As informações e os dados que lançou a público através dos Cadernos do CEAS nunca puderam ser
contestados, nem pelas Ditaduras Militares e nem pelas ditaduras da mentira que se seguiram.
A preferência na escolha de textos amazônicos, revela a sua paixão pela região, para onde,
finalmente, veio se estabelecer. Em Manaus organizou o SARES-Serviço de Ação, Reflexão e
Educação Social, hoje um dos mais consistentes aliados do movimento popular nesta região.
A preocupação ecumênica estava presente em todo o seu trabalho eclesial e Cláudio sempre
trabalhou com equipes mistas de leigos, religiosas e religiosos. Nunca se refugiou no seu mundo
jesuítico.
Cláudio foi sempre assim: homem presente sem aparecer. Tranqüilo e seguro de sua posição.
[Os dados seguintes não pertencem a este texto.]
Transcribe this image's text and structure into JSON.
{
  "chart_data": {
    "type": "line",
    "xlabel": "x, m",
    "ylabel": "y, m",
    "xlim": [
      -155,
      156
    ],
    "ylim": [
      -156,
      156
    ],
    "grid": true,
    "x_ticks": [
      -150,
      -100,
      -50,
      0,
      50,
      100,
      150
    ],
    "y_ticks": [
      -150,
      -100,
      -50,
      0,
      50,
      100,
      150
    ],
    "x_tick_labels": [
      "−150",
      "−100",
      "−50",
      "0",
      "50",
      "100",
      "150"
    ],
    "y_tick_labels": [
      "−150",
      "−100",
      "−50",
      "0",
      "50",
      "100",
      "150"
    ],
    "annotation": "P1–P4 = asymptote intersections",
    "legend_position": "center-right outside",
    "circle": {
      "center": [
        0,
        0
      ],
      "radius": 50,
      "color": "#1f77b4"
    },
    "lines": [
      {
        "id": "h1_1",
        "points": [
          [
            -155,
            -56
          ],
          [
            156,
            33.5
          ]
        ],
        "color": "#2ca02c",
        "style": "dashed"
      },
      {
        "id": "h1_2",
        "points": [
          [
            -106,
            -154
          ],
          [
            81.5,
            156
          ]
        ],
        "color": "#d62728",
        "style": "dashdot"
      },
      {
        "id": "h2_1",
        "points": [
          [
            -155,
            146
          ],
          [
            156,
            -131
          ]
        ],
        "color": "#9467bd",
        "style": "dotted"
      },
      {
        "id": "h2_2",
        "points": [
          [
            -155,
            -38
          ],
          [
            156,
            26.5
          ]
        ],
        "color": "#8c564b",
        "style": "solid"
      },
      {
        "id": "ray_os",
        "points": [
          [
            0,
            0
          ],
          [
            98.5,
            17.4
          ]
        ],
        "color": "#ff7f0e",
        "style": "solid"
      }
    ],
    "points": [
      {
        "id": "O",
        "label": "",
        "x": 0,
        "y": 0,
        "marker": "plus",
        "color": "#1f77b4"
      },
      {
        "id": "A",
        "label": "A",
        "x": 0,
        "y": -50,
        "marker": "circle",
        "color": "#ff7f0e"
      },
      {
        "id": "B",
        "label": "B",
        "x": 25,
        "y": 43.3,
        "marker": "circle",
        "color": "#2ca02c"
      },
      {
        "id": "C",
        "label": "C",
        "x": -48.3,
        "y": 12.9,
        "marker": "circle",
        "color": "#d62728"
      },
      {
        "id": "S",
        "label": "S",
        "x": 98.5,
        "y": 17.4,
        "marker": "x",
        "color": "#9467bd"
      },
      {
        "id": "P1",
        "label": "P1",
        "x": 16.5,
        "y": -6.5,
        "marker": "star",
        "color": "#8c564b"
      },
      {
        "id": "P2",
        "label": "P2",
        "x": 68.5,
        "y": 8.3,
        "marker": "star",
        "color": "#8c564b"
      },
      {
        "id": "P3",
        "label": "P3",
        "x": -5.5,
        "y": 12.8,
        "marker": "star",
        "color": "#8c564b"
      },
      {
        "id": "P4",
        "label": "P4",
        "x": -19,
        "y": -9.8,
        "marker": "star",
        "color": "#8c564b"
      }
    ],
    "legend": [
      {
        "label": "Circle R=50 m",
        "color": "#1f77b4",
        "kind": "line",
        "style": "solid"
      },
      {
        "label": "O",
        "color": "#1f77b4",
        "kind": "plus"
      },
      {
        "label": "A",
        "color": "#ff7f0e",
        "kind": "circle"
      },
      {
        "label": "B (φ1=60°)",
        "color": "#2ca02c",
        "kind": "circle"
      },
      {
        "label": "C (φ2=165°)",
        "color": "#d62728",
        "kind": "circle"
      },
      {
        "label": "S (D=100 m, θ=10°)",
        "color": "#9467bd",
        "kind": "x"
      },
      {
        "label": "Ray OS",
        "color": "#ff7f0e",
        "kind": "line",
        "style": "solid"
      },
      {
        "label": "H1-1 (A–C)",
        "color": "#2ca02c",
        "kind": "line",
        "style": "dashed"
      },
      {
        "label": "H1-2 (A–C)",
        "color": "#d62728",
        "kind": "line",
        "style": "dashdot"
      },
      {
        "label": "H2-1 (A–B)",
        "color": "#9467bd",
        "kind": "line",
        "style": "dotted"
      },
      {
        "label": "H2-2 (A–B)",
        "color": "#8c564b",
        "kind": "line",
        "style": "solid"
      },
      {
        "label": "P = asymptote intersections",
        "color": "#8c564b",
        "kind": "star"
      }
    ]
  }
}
Inalterável diante das adversidades e das perseguições. Queria ouvir a voz dos oprimidos e
excluídos. Construía a solidariedade entre os povos latino-americanos. Foi presença viva junto aos
que eram perseguidos por causa da sua luta em prol dos índios e dos negros... Um apoio firme ao
movimento popular.
Enfim, Cláudio realizou em sua vida a máxima pela qual os organizadores dos festejos do primeiro
centenário da Ordem tentaram situar o jesuíta no mundo: "Non coarctari maximo, contineri autem a
mínimo, divinum est." Ou seja: "não se acanhar diante do máximo, mas caber no mínimo, isto é
divino".
Casa da Cultura do Urubuí, 14 da agosto de 2008.